Topic tags/keywords: question cherry finishing shaping jatoba

I find jatoba (aka Brazillian Cherry) one of the best working and beautiful woods there is. I’m redoing the kitchen and have done the drawers and the raised panel doors. Now moving on to carcase building. The jatoba is incredible to work with and is only about 1/3 more than oak.

Drawer front and raised panel door in jatoba. The orange and ruby red colors shift as you walk past making the grain come alive.

This shows the consecutive drawer fronts and a pair of doors temporarily mounted on the old cabs.

Jatoba is so dense it cannot be nailed but it can be drilled & tapped with maching tool threads.



-- Madmark -

11 replies so far

View Andre's profile


992 posts in 1227 days

#1 posted 12-22-2015 07:02 AM

I was given a lot of flooring scraps and bullnoses of Jatoba, did a number on my planer blades trying to clean it up.
Have been using small pieces as runner on sleds, great to plane but wicked to sand! do not forget to wipe down with DNA or Acetone before gluing.

-- Lifting one end of the plank.

View Mark Kornell's profile

Mark Kornell

1057 posts in 1952 days

#2 posted 12-22-2015 07:26 AM

I like using jatoba, as well. It looks good and is hard to beat for toughness. The drawback is that it is heavy, prohibitively so for something large like a dining room table.
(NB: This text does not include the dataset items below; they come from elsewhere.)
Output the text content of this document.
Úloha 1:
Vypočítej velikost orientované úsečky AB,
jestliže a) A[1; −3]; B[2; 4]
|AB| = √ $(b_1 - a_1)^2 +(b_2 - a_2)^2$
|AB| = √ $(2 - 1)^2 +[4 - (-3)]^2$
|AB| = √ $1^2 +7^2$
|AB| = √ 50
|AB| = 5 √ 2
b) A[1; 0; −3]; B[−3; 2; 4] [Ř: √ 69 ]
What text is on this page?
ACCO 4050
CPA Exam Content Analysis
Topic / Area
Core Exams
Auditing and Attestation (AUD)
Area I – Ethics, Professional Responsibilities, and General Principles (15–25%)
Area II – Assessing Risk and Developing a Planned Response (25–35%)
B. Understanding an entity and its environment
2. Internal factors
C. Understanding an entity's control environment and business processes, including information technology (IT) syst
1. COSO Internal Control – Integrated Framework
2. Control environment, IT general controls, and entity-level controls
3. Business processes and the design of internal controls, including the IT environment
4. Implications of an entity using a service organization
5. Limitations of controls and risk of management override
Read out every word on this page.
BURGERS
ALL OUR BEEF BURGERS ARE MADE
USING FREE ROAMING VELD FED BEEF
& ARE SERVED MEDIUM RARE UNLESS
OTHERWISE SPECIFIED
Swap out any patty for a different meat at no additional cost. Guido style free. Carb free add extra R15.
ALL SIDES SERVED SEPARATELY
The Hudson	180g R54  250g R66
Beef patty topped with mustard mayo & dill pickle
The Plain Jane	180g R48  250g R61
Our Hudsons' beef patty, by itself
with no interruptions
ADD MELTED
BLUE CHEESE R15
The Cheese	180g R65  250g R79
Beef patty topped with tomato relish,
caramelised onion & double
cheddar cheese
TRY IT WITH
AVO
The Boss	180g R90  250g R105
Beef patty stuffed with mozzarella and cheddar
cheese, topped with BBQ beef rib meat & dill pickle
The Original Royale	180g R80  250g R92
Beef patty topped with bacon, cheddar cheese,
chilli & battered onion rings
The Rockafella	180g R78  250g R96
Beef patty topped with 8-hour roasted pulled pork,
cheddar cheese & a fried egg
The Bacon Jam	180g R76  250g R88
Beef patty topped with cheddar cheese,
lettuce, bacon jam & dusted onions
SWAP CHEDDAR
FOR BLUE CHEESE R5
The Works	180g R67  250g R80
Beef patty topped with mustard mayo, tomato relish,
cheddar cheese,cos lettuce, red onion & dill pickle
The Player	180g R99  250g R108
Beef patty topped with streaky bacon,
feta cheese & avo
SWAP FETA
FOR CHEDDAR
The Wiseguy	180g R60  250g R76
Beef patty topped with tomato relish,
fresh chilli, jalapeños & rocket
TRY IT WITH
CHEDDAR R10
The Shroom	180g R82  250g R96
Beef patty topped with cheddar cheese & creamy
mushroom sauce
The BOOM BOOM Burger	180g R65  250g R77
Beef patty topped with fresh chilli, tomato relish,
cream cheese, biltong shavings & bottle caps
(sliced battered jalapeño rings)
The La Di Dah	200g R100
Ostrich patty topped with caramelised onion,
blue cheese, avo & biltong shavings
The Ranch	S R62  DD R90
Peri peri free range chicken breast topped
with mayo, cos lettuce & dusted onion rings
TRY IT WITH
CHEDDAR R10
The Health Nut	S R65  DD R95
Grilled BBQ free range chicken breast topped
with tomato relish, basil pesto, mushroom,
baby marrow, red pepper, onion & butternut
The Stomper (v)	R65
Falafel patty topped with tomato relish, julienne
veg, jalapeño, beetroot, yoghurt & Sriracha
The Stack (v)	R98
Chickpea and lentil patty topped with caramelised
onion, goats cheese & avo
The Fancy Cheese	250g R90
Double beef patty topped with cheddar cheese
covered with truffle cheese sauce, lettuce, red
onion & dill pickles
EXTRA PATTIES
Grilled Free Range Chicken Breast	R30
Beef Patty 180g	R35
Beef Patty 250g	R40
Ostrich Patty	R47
For about the same money, sapele has similar coloration, grain and figure. Still pretty hard, but not nearly as heavy.

-- Mark Kornell, Kornell Wood Design

View MisterBill's profile


411 posts in 1673 days

#3 posted 12-22-2015 12:08 PM

The first time that I cut Jatoba I thought that I had hit a buried nail and that was using my Powermatic PM66 tables with a Forest Woodworker II blade.

View WoodNSawdust's profile


1417 posts in 597 days

#4 posted 12-22-2015 01:40 PM

It does look like a beautiful wood. I don’t recall seeing it at any local wood suppliers but I will keep an eye out for it.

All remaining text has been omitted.